Les trois juges de la Cour d'appel ont estimé que la loi ne violait ni le clause d'établissement ni la clause de libre exercice du Premier amendement. Ils ont précisé que S.B. 10 n'impose aucune pratique religieuse : les élèves ne sont pas catéchisés, ni incités à adopter ces commandements. Les enseignants ne sont pas tenus de prosélytiser, ni de contredire les élèves qui les remettent en question.

« Pour les plaignants, le simple fait d'exposer les enfants à un langage religieux suffit à transformer ces affiches en instruments de dressage coercitif. Nous ne partageons pas cette analyse. »

Les partisans de la loi y voient un guide moral

Le sénateur républicain Phil King, auteur de la loi, a déclaré en juin à Todd Starnes : « Nous voulons que chaque enfant, de la maternelle au lycée, voie chaque jour dans sa salle de classe : ‘Il est mal de tuer, il est mal de voler, il est mal de mentir.’ Nous voulons qu'ils lisent ces mots que Dieu a dictés. »

Il a ajouté : « Parce que nous voulons qu'ils comprennent l'importance de ces déclarations divines, ces règles de Dieu, qu'ils les voient dans leurs salles de classe chaque jour de leur scolarité publique. »

Les opposants annoncent un recours devant la Cour suprême

Les organisations de défense des droits civiques, dont la section texane de l'ACLU, ont réagi avec fermeté. Elles ont qualifié la décision de mardi de violation des principes fondamentaux du Premier amendement et de la jurisprudence de la Cour suprême.

Dans un communiqué, elles ont annoncé leur intention de demander à la Cour suprême d'annuler cette décision et de protéger les droits religieux des enfants et des parents.

Si l'affaire parvient jusqu'à la Cour suprême, celle-ci examinera probablement la conformité de la loi avec la clause d'établissement sous un angle historique.

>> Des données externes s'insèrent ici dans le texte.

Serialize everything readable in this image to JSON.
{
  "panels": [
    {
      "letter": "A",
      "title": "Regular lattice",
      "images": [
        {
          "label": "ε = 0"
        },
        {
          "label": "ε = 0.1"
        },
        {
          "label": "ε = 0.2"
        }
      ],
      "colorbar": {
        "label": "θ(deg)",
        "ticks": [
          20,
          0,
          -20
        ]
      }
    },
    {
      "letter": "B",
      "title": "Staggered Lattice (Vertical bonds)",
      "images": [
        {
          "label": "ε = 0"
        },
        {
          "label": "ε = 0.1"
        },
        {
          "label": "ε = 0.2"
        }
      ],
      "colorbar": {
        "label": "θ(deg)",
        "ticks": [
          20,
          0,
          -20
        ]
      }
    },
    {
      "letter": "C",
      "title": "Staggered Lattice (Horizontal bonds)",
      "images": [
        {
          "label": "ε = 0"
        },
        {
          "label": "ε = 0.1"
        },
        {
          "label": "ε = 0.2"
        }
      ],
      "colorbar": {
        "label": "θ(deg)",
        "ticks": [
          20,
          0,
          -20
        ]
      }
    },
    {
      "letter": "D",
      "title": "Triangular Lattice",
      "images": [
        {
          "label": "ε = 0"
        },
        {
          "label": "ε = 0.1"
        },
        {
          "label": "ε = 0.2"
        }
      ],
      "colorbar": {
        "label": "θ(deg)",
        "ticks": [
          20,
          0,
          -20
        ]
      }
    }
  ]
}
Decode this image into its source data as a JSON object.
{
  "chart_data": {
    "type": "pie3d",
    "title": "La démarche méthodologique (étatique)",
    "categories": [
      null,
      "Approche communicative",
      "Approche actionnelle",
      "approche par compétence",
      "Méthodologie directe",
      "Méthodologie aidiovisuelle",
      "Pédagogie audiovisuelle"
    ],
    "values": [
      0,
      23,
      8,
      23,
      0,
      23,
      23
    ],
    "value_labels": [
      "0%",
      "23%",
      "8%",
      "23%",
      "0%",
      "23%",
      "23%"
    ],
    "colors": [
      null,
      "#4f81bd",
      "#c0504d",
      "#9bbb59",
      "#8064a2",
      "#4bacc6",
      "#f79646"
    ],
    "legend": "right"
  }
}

Contexte et enjeux de la loi S.B. 10

  • Origine : La loi a été adoptée en 2023 par le législateur texan, dominé par les républicains.
  • Objectif affiché : Promouvoir les valeurs morales dans les écoles publiques, selon ses partisans.
  • Critiques : Les opposants y voient une violation de la neutralité religieuse de l'État et une tentative d'imposer une vision particulière du christianisme dans les écoles.
  • Conséquences : La loi a déjà provoqué des tensions dans certains districts scolaires, avec des démissions d'enseignants et des contestations juridiques.